#94 in the Moʻolelo series
On November 1823, Kamehameha II (Liholiho, or Rihoriho as he wrote his own name) departed for Great Britain with a retinue that included his wife Kamāmalu, Boki, Mataio Kekuanaoʻa, John Rives and others. They spent over 5000 pounds on the trip, a considerable sum at the time and were treated hospitably – indeed, lavishly – by their British hosts. But what was the relationship between Hawaiʻi and the United Kingdom? Kamana Beamer writes:
Since the relationship between Britain and the Hawaiian Kingdom, while productive, was sporadic and could be strengthened, Liholiho may have wanted to confirm the alliance by meeting with the king of England face to face.Beamer, 2014, 89
This suggests an ambiguous relationship that needed to be clarified – so much so that Liholiho took what Beamer calls a “somewhat daring” trip around Cape Horn (by some accounts spending far too much carousing in Rio de Janeiro, Brazil) to do this. Keanu Sai, in contrast, contends that the relationship was clear: Hawaiʻi was part of the British empire. While Kings of Hawaiʻi, Liholiho and Kamehameha before him were beneath the Emperor George (the “mad king” George III in Kamehameha’s case and George IV in Liholiho’s):
Kamehameha ceded the island kingdom of Hawaiʻi to Great Britain on February 25, 1794, and recognized King George III as emperor to ensure protection from the leeward kings and foreign nations.Sai, 2011, 21
Note that this is pre-unification and even before the battle of Nuʻuanu, so the Hawaiian Kingdom Sai is referring to is Hawaiʻi Island only. To Sai, this allegiance carries on through the unification and Hawaiʻi is not actually sovereign until the Anglo-Franco proclamation of 1843. This is not in line with standard histories. According to Sai:
In order to trade kalo on the northwest coast of America, he had to register the ships under British nationality in accordance with admiralty law.Sai, 2011, 24
Willy Kauai wrote a dissertation on Hawaiian nationality that touches on this topic. Kauai claims that Kamehameha asserted a British nationality, calling King George “my lord and liege” (feudal terms of allegiance), even though much evidence exists that suggests Hawaiʻi is independent. On the other hand, the British alliance explains the British Union Jack in the Hawaiian flag. British possessions (former possessions in the British commonwealth today) all carry the union jack in their flags: Australia, New Zealand, Fiji. The flag of the British East India Company (the corporate colonizer of India) is almost identical to the Hawaiian flag, but with only red and white stripes. All this suggests Hawaiʻi was, like those territories, on a level beneath the Emperor George.

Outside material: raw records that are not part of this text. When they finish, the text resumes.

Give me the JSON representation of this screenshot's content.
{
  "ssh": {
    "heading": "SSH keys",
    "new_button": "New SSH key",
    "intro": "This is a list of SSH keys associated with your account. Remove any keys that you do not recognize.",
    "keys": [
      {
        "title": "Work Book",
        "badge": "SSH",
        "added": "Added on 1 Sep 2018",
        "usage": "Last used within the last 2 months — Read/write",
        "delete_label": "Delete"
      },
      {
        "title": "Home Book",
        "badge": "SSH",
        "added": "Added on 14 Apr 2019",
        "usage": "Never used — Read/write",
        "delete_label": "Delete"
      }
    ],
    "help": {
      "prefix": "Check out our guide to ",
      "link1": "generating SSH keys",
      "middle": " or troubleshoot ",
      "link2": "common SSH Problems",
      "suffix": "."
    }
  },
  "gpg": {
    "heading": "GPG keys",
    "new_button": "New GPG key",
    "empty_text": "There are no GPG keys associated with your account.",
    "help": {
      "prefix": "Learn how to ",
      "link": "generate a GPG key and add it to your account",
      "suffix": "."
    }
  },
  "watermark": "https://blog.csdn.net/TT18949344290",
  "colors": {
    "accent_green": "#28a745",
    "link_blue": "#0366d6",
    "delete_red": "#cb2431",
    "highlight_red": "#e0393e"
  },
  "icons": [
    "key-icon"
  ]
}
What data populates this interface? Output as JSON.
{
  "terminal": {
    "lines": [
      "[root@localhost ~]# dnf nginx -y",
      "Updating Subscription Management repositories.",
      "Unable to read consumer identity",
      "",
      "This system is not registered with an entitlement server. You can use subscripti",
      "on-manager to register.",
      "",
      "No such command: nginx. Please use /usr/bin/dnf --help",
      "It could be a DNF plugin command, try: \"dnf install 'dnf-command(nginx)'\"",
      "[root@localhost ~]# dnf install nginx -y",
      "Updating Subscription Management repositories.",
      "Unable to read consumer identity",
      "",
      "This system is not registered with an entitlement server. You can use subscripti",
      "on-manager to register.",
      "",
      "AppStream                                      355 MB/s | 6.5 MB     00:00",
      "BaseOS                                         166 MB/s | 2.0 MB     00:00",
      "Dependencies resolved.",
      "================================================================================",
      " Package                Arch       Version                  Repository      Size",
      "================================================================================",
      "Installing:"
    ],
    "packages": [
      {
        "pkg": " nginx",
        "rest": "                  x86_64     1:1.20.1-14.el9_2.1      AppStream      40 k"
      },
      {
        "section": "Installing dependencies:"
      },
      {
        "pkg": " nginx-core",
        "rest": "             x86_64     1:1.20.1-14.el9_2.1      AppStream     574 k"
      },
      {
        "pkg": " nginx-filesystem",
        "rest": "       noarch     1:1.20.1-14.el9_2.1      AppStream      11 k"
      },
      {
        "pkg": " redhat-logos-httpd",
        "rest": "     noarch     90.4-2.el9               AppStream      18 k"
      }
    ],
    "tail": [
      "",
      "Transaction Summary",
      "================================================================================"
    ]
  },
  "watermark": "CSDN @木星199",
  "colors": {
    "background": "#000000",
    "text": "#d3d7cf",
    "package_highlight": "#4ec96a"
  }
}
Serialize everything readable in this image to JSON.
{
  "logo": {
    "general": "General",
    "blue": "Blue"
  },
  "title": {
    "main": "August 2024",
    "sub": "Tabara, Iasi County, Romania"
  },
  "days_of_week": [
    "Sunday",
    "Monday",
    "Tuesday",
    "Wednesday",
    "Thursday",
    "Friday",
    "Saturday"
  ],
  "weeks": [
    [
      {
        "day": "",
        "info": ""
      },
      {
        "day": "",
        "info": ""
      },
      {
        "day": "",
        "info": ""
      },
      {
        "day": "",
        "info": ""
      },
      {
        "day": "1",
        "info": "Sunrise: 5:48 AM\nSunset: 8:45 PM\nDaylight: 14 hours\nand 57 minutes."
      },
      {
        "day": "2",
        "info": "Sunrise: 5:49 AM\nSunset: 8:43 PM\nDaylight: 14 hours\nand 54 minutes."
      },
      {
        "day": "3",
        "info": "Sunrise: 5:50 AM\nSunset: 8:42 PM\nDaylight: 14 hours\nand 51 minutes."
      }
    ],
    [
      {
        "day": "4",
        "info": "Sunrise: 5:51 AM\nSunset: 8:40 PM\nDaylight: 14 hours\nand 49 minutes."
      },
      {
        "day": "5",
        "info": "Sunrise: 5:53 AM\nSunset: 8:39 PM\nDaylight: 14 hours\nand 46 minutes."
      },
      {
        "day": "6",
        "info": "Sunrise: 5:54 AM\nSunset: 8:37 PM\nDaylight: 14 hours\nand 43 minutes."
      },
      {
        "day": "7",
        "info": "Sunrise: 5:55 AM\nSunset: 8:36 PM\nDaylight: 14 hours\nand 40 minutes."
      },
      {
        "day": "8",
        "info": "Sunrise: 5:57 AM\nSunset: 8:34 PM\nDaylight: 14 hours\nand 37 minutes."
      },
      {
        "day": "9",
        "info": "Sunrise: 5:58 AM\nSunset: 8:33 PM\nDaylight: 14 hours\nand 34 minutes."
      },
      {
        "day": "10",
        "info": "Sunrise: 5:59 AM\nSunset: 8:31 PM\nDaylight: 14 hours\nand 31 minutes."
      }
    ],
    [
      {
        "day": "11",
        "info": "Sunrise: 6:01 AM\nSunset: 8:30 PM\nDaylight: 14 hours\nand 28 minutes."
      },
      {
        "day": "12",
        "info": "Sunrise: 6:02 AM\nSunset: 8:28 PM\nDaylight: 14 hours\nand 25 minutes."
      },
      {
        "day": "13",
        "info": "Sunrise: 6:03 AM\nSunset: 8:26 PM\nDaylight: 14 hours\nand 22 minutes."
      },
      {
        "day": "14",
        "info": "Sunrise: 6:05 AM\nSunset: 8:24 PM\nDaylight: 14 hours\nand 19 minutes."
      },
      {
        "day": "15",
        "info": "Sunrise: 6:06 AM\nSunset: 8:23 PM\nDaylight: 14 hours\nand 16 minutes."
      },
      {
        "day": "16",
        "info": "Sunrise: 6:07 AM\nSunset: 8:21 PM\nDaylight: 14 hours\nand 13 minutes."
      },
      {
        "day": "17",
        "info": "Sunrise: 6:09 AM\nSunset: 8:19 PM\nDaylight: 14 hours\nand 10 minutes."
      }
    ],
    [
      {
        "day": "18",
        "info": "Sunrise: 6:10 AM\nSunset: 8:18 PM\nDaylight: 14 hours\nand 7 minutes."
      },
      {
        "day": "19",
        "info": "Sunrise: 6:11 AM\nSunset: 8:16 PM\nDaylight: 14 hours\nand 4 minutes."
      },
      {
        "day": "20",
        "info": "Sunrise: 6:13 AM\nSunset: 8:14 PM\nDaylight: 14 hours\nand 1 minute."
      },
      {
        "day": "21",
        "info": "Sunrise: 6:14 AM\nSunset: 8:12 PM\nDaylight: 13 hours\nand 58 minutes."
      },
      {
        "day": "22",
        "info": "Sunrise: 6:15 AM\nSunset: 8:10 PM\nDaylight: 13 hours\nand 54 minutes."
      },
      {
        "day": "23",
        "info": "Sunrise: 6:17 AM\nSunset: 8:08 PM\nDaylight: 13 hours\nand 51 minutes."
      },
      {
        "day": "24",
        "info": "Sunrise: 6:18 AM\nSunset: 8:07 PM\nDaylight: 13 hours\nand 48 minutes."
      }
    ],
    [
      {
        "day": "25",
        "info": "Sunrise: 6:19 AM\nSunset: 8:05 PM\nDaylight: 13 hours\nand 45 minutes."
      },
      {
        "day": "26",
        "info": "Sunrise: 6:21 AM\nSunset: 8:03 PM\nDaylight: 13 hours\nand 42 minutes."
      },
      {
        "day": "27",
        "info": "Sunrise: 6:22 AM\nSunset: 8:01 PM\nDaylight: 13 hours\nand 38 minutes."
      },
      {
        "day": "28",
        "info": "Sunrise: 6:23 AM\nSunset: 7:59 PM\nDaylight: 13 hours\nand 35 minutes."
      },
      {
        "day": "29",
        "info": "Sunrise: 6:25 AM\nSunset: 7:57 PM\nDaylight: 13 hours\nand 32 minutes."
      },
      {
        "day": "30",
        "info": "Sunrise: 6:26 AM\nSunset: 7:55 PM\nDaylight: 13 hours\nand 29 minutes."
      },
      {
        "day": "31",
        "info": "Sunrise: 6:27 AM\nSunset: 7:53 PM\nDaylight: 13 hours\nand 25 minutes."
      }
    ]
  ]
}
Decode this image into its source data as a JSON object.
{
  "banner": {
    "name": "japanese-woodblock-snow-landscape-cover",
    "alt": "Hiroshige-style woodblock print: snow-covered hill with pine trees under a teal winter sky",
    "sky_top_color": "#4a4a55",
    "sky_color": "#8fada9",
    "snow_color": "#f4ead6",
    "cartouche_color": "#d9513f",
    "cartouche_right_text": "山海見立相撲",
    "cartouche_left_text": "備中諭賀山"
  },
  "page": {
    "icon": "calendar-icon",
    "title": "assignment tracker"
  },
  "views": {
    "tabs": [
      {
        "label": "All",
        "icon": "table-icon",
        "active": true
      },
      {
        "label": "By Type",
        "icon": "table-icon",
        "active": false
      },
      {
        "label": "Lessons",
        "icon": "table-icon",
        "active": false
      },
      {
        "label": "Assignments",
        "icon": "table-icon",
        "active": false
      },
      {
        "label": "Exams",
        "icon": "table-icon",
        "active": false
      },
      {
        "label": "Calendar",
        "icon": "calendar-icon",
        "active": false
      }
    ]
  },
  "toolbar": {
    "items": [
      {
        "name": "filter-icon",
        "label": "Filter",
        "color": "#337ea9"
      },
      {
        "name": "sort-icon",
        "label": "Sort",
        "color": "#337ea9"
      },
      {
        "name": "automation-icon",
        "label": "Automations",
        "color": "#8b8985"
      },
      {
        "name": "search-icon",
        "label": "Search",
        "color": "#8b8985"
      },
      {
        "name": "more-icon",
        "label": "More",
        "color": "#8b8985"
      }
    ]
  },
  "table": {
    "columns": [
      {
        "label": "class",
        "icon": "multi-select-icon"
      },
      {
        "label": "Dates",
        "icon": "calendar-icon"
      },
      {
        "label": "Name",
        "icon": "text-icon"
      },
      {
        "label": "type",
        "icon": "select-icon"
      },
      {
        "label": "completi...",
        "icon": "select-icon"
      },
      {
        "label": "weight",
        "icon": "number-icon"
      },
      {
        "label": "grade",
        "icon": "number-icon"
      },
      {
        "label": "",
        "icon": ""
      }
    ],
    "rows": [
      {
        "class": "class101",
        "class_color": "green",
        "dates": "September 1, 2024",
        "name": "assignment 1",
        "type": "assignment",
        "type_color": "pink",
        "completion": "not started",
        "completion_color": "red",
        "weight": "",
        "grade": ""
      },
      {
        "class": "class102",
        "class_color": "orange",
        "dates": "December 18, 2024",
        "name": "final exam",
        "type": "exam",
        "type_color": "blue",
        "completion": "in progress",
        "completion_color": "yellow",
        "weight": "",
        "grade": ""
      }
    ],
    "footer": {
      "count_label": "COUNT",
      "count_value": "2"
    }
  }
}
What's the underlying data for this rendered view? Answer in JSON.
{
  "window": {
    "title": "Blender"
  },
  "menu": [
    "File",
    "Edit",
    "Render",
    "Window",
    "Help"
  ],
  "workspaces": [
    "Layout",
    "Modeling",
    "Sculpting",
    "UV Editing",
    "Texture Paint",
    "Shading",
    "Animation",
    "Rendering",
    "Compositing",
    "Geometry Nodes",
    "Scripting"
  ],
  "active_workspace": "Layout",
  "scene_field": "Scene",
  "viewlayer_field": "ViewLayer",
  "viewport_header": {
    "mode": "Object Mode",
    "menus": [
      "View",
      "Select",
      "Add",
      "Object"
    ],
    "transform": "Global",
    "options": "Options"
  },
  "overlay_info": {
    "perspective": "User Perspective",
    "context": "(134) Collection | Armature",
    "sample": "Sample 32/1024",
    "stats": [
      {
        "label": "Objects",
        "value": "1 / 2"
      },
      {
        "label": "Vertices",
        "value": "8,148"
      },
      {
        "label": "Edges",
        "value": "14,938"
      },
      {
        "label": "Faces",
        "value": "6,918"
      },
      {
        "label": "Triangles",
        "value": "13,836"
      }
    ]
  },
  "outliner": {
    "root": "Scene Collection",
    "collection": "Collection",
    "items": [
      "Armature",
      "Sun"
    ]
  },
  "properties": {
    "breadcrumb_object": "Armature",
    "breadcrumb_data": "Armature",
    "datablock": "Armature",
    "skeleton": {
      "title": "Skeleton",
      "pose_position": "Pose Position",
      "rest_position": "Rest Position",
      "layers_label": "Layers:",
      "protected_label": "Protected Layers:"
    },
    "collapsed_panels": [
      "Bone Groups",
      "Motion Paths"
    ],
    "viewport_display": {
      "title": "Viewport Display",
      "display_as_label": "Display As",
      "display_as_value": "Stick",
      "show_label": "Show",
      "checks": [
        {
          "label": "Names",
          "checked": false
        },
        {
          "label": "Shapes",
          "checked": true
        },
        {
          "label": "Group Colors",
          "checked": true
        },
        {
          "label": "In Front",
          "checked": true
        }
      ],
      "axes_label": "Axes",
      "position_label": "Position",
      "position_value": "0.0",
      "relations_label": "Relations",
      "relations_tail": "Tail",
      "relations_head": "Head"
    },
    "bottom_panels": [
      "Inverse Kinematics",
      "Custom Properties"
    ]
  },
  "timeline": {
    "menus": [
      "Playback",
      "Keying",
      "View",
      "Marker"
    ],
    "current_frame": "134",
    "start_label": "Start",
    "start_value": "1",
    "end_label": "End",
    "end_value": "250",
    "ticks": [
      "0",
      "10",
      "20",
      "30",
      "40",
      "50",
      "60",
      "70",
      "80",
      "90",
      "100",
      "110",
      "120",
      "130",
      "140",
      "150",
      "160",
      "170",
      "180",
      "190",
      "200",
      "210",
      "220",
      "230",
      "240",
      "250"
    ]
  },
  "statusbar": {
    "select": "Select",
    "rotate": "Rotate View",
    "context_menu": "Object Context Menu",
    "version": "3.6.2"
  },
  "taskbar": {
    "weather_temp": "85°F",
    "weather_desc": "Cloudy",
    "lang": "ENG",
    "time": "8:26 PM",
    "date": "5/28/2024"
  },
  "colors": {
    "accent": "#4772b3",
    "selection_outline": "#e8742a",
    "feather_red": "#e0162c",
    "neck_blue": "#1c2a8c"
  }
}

Evidence also exists to the contrary. To name only one: in George Paulet’s occupation or invasion of Hawaiʻi (why invade a country you already own?) there was a British Consul (one level below ambassador), Charlton, who had been the cause of all the trouble in the first place. Consuls exist in foreign countries – a British possession, New Zealand for example, would have a Governor General representing the British monarch in that possession.
So evidence exists on both sides, and the plot thickens. I will continue to examine this interesting debate going forward. Pīpī holo kaʻao.
Sources: Kamanamaikalani Beamer, No Mākou ka Mana: Liberating the Nation, Honolulu: Kamehameha Publishing, 2014.
David Keanu Sai, Ua Mau ke Ea: Sovereignty Endures, Honolulu: Pūʻā Foundation, 2011.